During most of these steps I copy-pasted things into the eyetribe.h file, which started out as a dumped header but ended up being dumped everything.

  • Ran the OSX USB Prober dev tool and found that there is a UVC (USB Camera spec) control endpoint as part of the eye tracker
  • Disassembled the OSX version of the server
  • Found out they use a modified version of this open-source Obj-C class to send control messages.
  • Tried using dtrace to log USB messages, but that didn't get me the message contents, only that the message occured
  • Looked through dtrace call stacks and Apple's open source USB control message internals for good points to intercept the message data.
  • Ran the Eye Tribe server under LLDB and set breakpoints based on the disassembly I had done to find where control messages were sent, poked around until I found a register pointing to a IOUSBDevRequest.
  • Attached a script to an LLDB breakpoint on IOUSBInterfaceClass::interfaceControlRequest(void*, unsigned char, IOUSBDevRequest*) + 12 which printed out the bytes of the UIUSBDevRequest as integers and the data pointed to by the data pointer. (See log2.txt and log3.txt for output)
  • Wrote a Ruby script to extract the control request fields and names from the LLDB logs (parsedump.rb).
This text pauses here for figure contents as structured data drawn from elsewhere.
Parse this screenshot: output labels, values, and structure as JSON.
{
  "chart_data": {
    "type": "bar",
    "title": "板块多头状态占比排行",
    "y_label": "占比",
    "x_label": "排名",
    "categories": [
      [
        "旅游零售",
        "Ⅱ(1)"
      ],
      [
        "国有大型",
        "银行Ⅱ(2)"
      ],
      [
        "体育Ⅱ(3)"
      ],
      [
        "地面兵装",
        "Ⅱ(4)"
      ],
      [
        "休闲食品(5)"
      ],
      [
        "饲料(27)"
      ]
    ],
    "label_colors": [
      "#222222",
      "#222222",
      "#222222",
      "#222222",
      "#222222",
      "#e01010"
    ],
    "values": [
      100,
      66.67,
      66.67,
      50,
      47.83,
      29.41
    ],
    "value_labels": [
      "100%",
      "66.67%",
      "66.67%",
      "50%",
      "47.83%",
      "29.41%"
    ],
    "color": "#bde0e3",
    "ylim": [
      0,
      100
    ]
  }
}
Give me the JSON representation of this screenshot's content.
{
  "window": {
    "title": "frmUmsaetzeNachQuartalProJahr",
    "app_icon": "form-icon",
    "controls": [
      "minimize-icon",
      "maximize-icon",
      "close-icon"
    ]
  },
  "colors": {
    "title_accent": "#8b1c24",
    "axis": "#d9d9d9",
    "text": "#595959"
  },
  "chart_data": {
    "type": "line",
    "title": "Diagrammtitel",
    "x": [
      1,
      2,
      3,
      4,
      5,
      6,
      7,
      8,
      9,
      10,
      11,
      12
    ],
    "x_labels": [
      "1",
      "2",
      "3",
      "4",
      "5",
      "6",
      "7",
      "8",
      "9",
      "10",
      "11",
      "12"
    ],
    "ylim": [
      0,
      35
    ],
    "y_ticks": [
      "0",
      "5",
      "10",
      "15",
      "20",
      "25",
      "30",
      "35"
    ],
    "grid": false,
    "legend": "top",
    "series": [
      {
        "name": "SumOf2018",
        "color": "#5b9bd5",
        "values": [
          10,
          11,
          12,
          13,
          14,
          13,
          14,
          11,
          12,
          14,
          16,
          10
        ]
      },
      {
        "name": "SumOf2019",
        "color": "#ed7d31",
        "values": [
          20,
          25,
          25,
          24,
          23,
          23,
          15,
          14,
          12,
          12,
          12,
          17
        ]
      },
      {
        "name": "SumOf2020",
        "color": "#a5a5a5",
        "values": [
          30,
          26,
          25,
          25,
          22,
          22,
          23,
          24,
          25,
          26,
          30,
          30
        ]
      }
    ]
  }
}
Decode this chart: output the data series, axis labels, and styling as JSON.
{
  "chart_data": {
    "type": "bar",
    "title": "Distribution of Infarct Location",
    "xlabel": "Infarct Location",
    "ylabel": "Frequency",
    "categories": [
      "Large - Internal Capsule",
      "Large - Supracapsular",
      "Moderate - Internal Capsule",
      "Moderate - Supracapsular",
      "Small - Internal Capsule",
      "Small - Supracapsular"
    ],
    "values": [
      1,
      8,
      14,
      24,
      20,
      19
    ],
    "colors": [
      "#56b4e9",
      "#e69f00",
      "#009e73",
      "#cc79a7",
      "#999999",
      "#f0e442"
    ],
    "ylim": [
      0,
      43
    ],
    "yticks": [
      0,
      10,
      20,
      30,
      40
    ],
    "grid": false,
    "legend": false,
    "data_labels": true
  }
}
It took reading the UVC Spec, the USB Prober output (found in USBProber.txt), and the aformentioned UVCCameraControl.m to figure out where fields were and how they corresponded to items in the spec.
  • Hacked together an OpenFrameworks app (see eyeTribeTest folder) which captures from the camera and sets UVC controls using ofxUVC. It successfully turns on the lights and adjusts the gain! w00t!

Status: I can successfully control the lights and capture raw footage!

So far there are a couple likely candidates for why my accuracy is poor:

  • When I go into file recording mode as opposed to preview, it starts replacing many frames with solid green.
  • The gain that I snooped the eye tribe server sending is so high that it seems to wrap the 8-bit pixel brightnesses, causing a weird image.
  • The glints aren't that distinguishable, especially when I'm looking at a significant angle.